やっぱりできるだけ足裏に満遍なく爪があってこそアイゼンとして一人前なんですよね。いやもちろん「無いよりははるかに楽」なんですけれど。



ふと思うのですが、左上画像のおしんこどん、Photoshopで貼り付けたかのようにように見えません?(笑)。



しかし、見た目以上の急傾斜に怯えるおしんこどんは斜め下りにて慎重行動。その右手にピッケルでもあると大分違うんだけれどね。



しかし雪渓はまだまだ続くというわけでちょっと途方に暮れております(笑)。もっとも、ゆっくり下れば大丈夫なんですが。

それでも平蔵谷の出合あたりでいつものマーキングポーズに励んだりしながらぼちぼちと下っていきます。すると、下から6-7人のパーティが登ってくるのが見えてきました。ははぁ、たぶんあの一行が‥。

実は剱沢小屋滞在時に、何気なく小屋のスタッフと常連さんの会話を聞いていたところ、「今、真砂には三浦(雄一郎)さんが入ってるよ。29日に下るってことらしい」という発言を耳にしたのです。この日は29日、しかもこれまでに雪渓ですれ違ったパーティはなしというわけで間違いはなさそう。
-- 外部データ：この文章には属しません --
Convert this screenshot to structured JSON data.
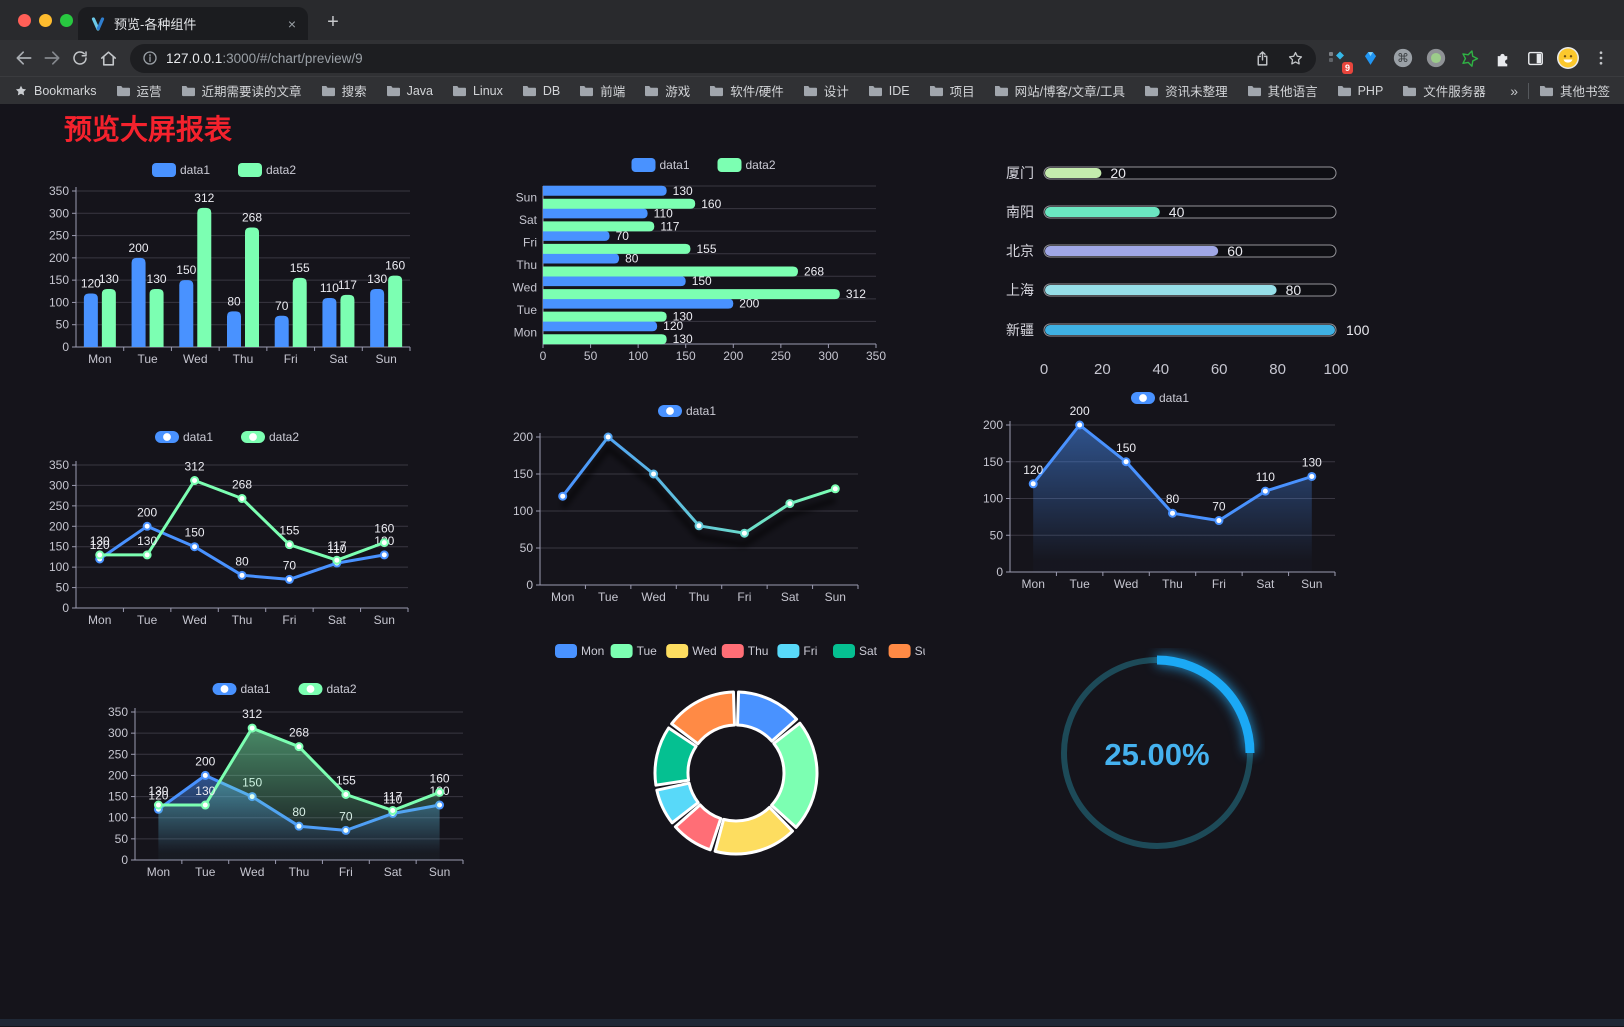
{
  "browser": {
    "window_controls": {
      "close": "#ff5f57",
      "minimize": "#febc2e",
      "zoom": "#28c840"
    },
    "tab": {
      "title": "预览-各种组件",
      "close_label": "×",
      "new_tab_label": "+"
    },
    "address": {
      "host": "127.0.0.1",
      "path": ":3000/#/chart/preview/9"
    },
    "extensions_badge": "9",
    "bookmarks": {
      "label": "Bookmarks",
      "folders": [
        "运营",
        "近期需要读的文章",
        "搜索",
        "Java",
        "Linux",
        "DB",
        "前端",
        "游戏",
        "软件/硬件",
        "设计",
        "IDE",
        "项目",
        "网站/博客/文章/工具",
        "资讯未整理",
        "其他语言",
        "PHP",
        "文件服务器"
      ],
      "overflow_chevron": "»",
      "other_bookmarks": "其他书签"
    }
  },
  "page": {
    "title": "预览大屏报表",
    "title_color": "#f5222d",
    "background": "#15141b"
  },
  "chart_data": [
    {
      "type": "bar",
      "categories": [
        "Mon",
        "Tue",
        "Wed",
        "Thu",
        "Fri",
        "Sat",
        "Sun"
      ],
      "series": [
        {
          "name": "data1",
          "color": "#4992ff",
          "values": [
            120,
            200,
            150,
            80,
            70,
            110,
            130
          ]
        },
        {
          "name": "data2",
          "color": "#7cffb2",
          "values": [
            130,
            130,
            312,
            268,
            155,
            117,
            160
          ]
        }
      ],
      "ylim": [
        0,
        350
      ],
      "ystep": 50,
      "legend_position": "top",
      "value_labels": true
    },
    {
      "type": "bar-horizontal",
      "categories": [
        "Mon",
        "Tue",
        "Wed",
        "Thu",
        "Fri",
        "Sat",
        "Sun"
      ],
      "series": [
        {
          "name": "data1",
          "color": "#4992ff",
          "values": [
            120,
            200,
            150,
            80,
            70,
            110,
            130
          ]
        },
        {
          "name": "data2",
          "color": "#7cffb2",
          "values": [
            130,
            130,
            312,
            268,
            155,
            117,
            160
          ]
        }
      ],
      "xlim": [
        0,
        350
      ],
      "xstep": 50,
      "legend_position": "top",
      "value_labels": true
    },
    {
      "type": "progress-bars",
      "max": 100,
      "xticks": [
        0,
        20,
        40,
        60,
        80,
        100
      ],
      "rows": [
        {
          "label": "厦门",
          "value": 20,
          "color": "#c4ebad"
        },
        {
          "label": "南阳",
          "value": 40,
          "color": "#6be6c1"
        },
        {
          "label": "北京",
          "value": 60,
          "color": "#a0a7e6"
        },
        {
          "label": "上海",
          "value": 80,
          "color": "#96dee8"
        },
        {
          "label": "新疆",
          "value": 100,
          "color": "#3fb1e3"
        }
      ]
    },
    {
      "type": "line",
      "categories": [
        "Mon",
        "Tue",
        "Wed",
        "Thu",
        "Fri",
        "Sat",
        "Sun"
      ],
      "series": [
        {
          "name": "data1",
          "color": "#4992ff",
          "values": [
            120,
            200,
            150,
            80,
            70,
            110,
            130
          ]
        },
        {
          "name": "data2",
          "color": "#7cffb2",
          "values": [
            130,
            130,
            312,
            268,
            155,
            117,
            160
          ]
        }
      ],
      "ylim": [
        0,
        350
      ],
      "ystep": 50,
      "legend_position": "top",
      "value_labels": true
    },
    {
      "type": "line",
      "categories": [
        "Mon",
        "Tue",
        "Wed",
        "Thu",
        "Fri",
        "Sat",
        "Sun"
      ],
      "series": [
        {
          "name": "data1",
          "gradient": [
            "#4992ff",
            "#7cffb2"
          ],
          "values": [
            120,
            200,
            150,
            80,
            70,
            110,
            130
          ]
        }
      ],
      "ylim": [
        0,
        200
      ],
      "ystep": 50,
      "legend_position": "top",
      "value_labels": false,
      "shadow": true
    },
    {
      "type": "area",
      "categories": [
        "Mon",
        "Tue",
        "Wed",
        "Thu",
        "Fri",
        "Sat",
        "Sun"
      ],
      "series": [
        {
          "name": "data1",
          "color": "#4992ff",
          "values": [
            120,
            200,
            150,
            80,
            70,
            110,
            130
          ]
        }
      ],
      "ylim": [
        0,
        200
      ],
      "ystep": 50,
      "legend_position": "top",
      "value_labels": true
    },
    {
      "type": "area",
      "categories": [
        "Mon",
        "Tue",
        "Wed",
        "Thu",
        "Fri",
        "Sat",
        "Sun"
      ],
      "series": [
        {
          "name": "data1",
          "color": "#4992ff",
          "values": [
            120,
            200,
            150,
            80,
            70,
            110,
            130
          ]
        },
        {
          "name": "data2",
          "color": "#7cffb2",
          "values": [
            130,
            130,
            312,
            268,
            155,
            117,
            160
          ]
        }
      ],
      "ylim": [
        0,
        350
      ],
      "ystep": 50,
      "legend_position": "top",
      "value_labels": true
    },
    {
      "type": "donut",
      "legend_position": "top",
      "categories": [
        "Mon",
        "Tue",
        "Wed",
        "Thu",
        "Fri",
        "Sat",
        "Sun"
      ],
      "values": [
        120,
        200,
        150,
        80,
        70,
        110,
        130
      ],
      "colors": [
        "#4992ff",
        "#7cffb2",
        "#fddd60",
        "#ff6e76",
        "#58d9f9",
        "#05c091",
        "#ff8a45"
      ]
    },
    {
      "type": "gauge",
      "value": 25,
      "label": "25.00%",
      "arc_color": "#1ba9f5",
      "track_color": "#1d4a58",
      "text_color": "#45b2ef"
    }
  ]
}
6人パーティの中にお1人だけ年配の方がおられたので間違いなくあの方が三浦雄一郎さんでしょう。直接お話ししたわけではありませんが(そりゃそうだ)、当然足取りはしっかり‥あ、昨日の頂上直下のTakemaのヘロヘロぶりを思い出してしまった(苦笑)。Wikiってみたら御年80才というのも驚きですが、75才でエベレスト登頂を果たすほどの方なのですから‥。

そこからさらに下っていくと、剱沢の雪渓が切れている「ナムの滝」部分を避けるために巻き道を進むようになり、やがて正面に真砂沢ロッジが見えてきました。
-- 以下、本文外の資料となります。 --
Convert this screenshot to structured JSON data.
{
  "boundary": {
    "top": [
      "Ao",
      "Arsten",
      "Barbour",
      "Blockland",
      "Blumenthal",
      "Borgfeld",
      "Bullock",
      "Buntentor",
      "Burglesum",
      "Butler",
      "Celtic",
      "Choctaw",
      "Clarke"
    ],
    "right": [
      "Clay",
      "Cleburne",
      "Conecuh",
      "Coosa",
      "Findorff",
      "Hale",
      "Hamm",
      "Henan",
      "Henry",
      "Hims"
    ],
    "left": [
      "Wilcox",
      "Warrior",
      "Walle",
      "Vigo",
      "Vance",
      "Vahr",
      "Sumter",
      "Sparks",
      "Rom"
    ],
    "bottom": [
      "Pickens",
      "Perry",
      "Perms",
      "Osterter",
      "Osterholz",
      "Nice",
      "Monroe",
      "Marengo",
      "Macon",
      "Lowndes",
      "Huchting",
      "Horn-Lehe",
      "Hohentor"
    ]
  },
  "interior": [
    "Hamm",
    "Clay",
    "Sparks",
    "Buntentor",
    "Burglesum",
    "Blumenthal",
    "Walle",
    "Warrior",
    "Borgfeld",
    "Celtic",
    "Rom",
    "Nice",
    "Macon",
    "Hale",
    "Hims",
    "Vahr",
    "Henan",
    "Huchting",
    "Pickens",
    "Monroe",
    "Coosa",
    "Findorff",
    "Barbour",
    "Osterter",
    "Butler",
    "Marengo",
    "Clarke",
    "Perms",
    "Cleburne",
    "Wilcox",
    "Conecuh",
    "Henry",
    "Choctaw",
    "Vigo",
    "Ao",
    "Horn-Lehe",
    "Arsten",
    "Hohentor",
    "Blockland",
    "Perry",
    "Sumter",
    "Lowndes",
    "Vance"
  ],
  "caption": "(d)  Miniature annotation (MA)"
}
到着は7:55。剱沢小屋出発が5:50でしたからほぼ2時間かかったことになります。まぁ休憩込みですしおしんこどんの慎重歩行を考えればそこそこのペースです。それにしてもここまで700mも下ってきているのに足の疲れは全然なし。やっぱり雪渓下りは足の負担も少ないなぁ(軽アイゼンのおかげともいう?)。水筒の水を冷たいものに詰め替え、ここからは沢沿いの夏道を歩くことになります。

なぜか工事現場用の標識に導かれて二股方面へ。今シーズンはまだ草刈りが行われていないのかヤブが濃い目ですが、それよりも何よりも、剱岳周辺のあの混雑と喧噪はいったい何だったんだと思うほど登山者が圧倒的に少ないっ!今日ここまでに見かけた登山者といえばたった3パーティ9人だけ(そのうち6人は三浦さんパーティ)、夏山登山の最盛期なのにこのガラガラ度にはかなり驚きました。

ところどころに残る雪渓で楽をしながら進むうちに、ハシゴ谷乗越・内蔵助平経由で黒四ダムへと続く道との分岐に到着です。剱沢本流にはつい最近架設されたとおぼしき橋がありましたが、この橋がまた細くて恐そう(右上画像マウスオン)。でも「橋を架けた方」の苦労を思えばねー。もちろんわれわれはこのまま沢沿いを下るので渡る必要はないのであります。ちなみにうわさでは「内蔵助平方面の道もかなりエグイ」らしいですが、いつかTakemaが行くことはあるのかな?

花々を眺めつつ下っていくのはいいんですが、ところどころ高巻いたりへづったりする場所があるのはしょうがないですね。よく手が入れられていて通過には何らの問題もありません。案外地質が脆いのか、クサリの支点をザイルであちこちの木に分散させているのを見ると、この登山道の維持管理の大変さを感じます。



さーて高巻き道の始まりだよー、ずんずん登ってずんずん下るよーっ!



へづりもあるよー、足場が沢側に傾斜しているのでクサリを使わないと無理!

二股まではまだ少しあるかなぁと思い、おしんこどんに「このあたりで休憩する?」と聞いてみたら「もう少し行こう(ここは景色とかイマイチだし)」ということで歩くこと数分、立派な吊り橋が。おお、どうやらここが二股のようです(手前で休まなくてヨカッタ)。



立派な橋ですが、シーズン終了時には解体撤去されます、黒部の冬はキビシイのです。

少し前に「氷河」の存在が確認された三ノ窓雪渓および小窓雪渓から流れ出す沢水でのどを潤し顔を洗い、気持ちいいところなのでここでお昼ご飯にしちゃおうということに。コンロを出してラーメン1袋を茹でます(いつものことながら少食人種なので2人で1袋)。具にはレトルトパックのコーンを入れましたが、味噌ラーメンといえば‥



いやぁ旨かったぁ!そんなわけでのんびりランチを終了し、いよいよ本日のメインイベント、仙人新道の570m急登とまいりましょう!